Another key aspect to power efficiency in the data center includes achieving the optimum ambient temperature, which not only saves on cooling but also preserves the integrity of the computing systems. An MST UPS, with its special advanced battery management techniques, inherently generates less heat and has the unique ability to operate in higher ambient temperatures without the need for complex thermal management techniques. As a result, the UPS saves in cooling infrastructure and contributes to the overall PUE of the data center.

Additional Energy Saving Measures – Real Time Clock For the Energy Conscious
Another way that UPSs can help achieve energy savings is with features such as a real-time clock (RTC). RTCs allow accurately timed, programmed shutdown and restart of protected devices ensuring the UPS has the correct schedule shutdown and restart time. In many countries, there is concern about static power consumption in buildings, where after-hour, deserted desks with glowing computer screens underscore areas of energy waste. Using the UPS to shut the whole system down on a Friday evening and then power the system back up first thing on a Monday morning is one way to save energy.
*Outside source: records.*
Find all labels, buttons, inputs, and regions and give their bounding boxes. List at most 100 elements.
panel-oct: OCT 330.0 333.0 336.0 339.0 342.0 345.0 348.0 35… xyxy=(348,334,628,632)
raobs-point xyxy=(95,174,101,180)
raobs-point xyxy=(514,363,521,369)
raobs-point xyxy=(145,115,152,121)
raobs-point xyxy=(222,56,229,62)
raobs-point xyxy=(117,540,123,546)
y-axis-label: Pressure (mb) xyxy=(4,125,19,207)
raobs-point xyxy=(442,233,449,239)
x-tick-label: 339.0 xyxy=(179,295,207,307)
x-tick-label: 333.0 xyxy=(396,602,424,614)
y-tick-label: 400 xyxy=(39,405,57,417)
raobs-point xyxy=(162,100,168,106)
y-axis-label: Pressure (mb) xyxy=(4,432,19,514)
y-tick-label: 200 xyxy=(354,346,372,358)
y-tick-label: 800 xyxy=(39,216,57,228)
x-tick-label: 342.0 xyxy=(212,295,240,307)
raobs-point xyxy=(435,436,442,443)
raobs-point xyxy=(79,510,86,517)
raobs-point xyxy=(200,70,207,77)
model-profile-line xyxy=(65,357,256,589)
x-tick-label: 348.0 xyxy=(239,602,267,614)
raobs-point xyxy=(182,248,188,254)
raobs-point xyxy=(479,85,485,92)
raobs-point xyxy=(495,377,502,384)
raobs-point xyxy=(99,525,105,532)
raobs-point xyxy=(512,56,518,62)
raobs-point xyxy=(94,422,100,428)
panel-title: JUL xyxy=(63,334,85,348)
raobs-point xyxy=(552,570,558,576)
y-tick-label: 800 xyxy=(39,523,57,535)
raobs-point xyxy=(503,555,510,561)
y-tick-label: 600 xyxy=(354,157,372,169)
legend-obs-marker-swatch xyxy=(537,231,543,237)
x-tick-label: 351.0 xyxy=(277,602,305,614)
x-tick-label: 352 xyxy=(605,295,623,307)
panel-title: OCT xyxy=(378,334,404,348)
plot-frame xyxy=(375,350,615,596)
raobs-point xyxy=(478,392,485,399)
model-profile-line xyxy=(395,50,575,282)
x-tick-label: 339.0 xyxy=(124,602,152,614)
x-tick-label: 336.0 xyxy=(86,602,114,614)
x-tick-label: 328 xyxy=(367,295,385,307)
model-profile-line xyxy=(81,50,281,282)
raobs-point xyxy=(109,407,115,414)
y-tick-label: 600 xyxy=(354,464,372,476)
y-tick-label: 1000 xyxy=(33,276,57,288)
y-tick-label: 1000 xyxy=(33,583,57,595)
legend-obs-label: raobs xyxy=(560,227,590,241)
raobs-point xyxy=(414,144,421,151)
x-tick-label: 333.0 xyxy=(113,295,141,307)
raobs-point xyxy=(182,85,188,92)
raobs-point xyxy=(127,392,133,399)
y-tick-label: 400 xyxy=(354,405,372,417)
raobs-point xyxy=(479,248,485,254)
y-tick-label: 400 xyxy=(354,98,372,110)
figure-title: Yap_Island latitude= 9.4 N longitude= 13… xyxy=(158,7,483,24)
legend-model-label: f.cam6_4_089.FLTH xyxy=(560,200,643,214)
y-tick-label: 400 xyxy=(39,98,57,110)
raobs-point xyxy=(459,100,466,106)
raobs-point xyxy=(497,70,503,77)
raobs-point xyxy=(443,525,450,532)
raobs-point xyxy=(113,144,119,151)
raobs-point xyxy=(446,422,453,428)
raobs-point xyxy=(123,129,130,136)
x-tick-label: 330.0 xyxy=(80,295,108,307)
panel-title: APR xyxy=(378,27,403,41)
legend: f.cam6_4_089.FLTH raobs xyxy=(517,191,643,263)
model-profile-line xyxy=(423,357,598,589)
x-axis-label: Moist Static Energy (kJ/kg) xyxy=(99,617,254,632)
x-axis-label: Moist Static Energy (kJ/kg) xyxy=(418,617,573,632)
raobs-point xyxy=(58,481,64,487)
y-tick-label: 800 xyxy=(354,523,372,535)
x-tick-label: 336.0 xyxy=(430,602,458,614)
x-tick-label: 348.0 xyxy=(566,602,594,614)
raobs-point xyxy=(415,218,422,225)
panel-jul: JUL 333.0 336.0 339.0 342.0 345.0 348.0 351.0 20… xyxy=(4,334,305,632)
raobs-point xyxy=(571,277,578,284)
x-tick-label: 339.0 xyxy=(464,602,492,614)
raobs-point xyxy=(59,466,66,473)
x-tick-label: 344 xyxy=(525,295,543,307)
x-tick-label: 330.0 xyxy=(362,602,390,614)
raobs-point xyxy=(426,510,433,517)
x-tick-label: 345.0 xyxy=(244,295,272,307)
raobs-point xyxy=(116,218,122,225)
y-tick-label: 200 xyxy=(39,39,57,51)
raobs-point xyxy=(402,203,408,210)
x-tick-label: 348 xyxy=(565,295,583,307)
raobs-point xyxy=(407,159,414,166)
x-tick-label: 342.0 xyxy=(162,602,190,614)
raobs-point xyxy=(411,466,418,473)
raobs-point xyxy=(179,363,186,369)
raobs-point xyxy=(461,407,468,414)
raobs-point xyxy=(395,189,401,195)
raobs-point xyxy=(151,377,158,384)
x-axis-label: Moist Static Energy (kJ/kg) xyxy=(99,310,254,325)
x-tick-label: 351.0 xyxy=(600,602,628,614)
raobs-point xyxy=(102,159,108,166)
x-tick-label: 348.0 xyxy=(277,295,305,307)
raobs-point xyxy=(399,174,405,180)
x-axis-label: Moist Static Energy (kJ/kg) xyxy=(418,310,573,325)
Software Integration with Real Power Protection for Virtualized Environments
As IT managers have sought to efficiently use their physical devices and optimize their data centers and IT resources worldwide, many have turned to virtualization. Virtualization greatly simplifies physical IT infrastructures with the flexibility of allocating computer resources regardless of physical constraints. It also allows pooling, sharing and clustering on an as-needed basis, as well as the ability for servers to simultaneously run multiple, non-heterogeneous operating systems (OS) with numerous computing applications on each OS. Yet with this flexibility come greater complexity and the need for more robust backup systems in the event the power goes out. For this reason, power management software that integrates with minimally switched UPSs and protected devices is crucial.

During an extended power outage, the protection software can suspend each virtual machine sequentially before shutting down the host server. In this manner, all work-in-progress is protected, ensuring data integrity and saving potentially hundreds of thousands of dollars. The software intelligence spans facilities and geographical distances to manage the details of dealing with virtual environments and each of the applications on every server. Furthermore, the software monitors connected power devices, interfaces with the virtual management software, and in the event of an extended power failure, allows for proper planning and execution of an automatic, graceful shutdown to preserve IT investments.

Going green to save green is a global goal. Reducing weight, size, the use of expensive and non-replenishable materials, while optimizing efficiency and increasing battery life are all ways to make better use of energy. Overall carbon footprints are getting smaller as investments are made in sustainable equipment, which in turn help to preserve valuable IT investments. The greening of IT starts at the design phase and ends with the consumer having product choices to meet those energy-saving goals.